The wood hums faintly. A warmth pulses under my skin, matching the rhythm in my chest. Or his. Or the building’s.

“Come,” he says, and the door opens without a sound.

Inside, the theater waits—not burned, not ruined, not exactly.

It’s both. Wreckage and wonder, like two halves of a dream I can’t untangle.

We don’t linger in the lobby. He leads me through the hushed interior, past scorched velvet and crumbling plaster, all lit by a light that doesn’t come from any source I can see.

We move through a back hallway and out a side door that opens not onto a street, but a stairwell—twisting upward, impossibly high, smelling of cool stone and dust. It shouldn’t exist inside the bounds of the building.

The air is cooler, crisp and full of electricity.

As strange as it all is, I don’t ask questions.

At the top, we step onto a roof that shouldn’t be there and the view takes my breath away.

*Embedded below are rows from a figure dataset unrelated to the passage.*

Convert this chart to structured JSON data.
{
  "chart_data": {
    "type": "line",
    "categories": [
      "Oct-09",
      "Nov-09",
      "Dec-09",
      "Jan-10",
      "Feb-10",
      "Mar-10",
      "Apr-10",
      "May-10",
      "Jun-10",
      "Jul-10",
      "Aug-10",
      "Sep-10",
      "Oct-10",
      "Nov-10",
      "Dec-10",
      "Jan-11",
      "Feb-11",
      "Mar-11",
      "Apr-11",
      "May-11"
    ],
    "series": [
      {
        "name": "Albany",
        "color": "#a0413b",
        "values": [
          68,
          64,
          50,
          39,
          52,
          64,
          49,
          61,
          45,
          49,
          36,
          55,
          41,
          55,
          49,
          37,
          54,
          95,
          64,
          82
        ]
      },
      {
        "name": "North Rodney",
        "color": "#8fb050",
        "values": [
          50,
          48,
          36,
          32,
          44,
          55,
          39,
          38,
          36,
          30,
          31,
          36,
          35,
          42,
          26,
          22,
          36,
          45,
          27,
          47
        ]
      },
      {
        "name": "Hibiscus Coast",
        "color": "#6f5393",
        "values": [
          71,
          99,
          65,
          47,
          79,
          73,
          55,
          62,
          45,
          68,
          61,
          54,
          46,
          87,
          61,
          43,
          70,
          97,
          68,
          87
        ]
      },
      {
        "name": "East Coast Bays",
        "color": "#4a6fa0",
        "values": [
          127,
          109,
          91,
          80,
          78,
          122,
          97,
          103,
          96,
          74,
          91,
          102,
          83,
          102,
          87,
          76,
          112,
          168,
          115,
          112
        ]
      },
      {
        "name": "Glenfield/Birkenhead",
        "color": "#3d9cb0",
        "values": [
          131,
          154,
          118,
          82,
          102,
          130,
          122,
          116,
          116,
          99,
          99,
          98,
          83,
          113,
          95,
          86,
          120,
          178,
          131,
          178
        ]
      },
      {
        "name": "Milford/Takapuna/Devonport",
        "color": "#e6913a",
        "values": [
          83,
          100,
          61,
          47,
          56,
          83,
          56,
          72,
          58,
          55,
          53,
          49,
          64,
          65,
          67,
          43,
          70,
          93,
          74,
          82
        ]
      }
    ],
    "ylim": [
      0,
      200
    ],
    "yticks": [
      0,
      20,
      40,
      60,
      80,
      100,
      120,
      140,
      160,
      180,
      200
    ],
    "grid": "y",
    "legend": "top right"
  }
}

Kansas City sprawls below, but not as I’ve ever seen it.

There are two versions of it layered together—like one world printed atop another.

The familiar skyline of glass, steel, and brick is overlaid with something shimmering, a ghost of a different city.

Roads faintly glow, threads of starlight running like veins.

Buildings are crowned in silent auroras, and bridges are woven from mist. It’s breathtaking, but it feels like it’s humming just out of tune with reality.

Light pulses through the streets like blood, and I swear I can feel the faint vibrations against my skin.

I look down. Silver threads, luminous and alive, weave between landmarks—spiraling out from The Folly in curved paths of light.

They stretch toward Union Station, The Nelson, the West Bottoms. Places I’ve always felt something around but never questioned.

As I look at the thread leading toward Union Station, a soft, beautiful chord resonates in my mind, a physical pull of gravity.

It’s the same feeling I had when I first met Faelan, only stronger.

“Those are Freeholds,” he says. “Or what’s left of them. Fractured. Fading. Anchors of what the Dream used to be. What it could be.”

I keep staring, heart pounding. “Why can I feel them?”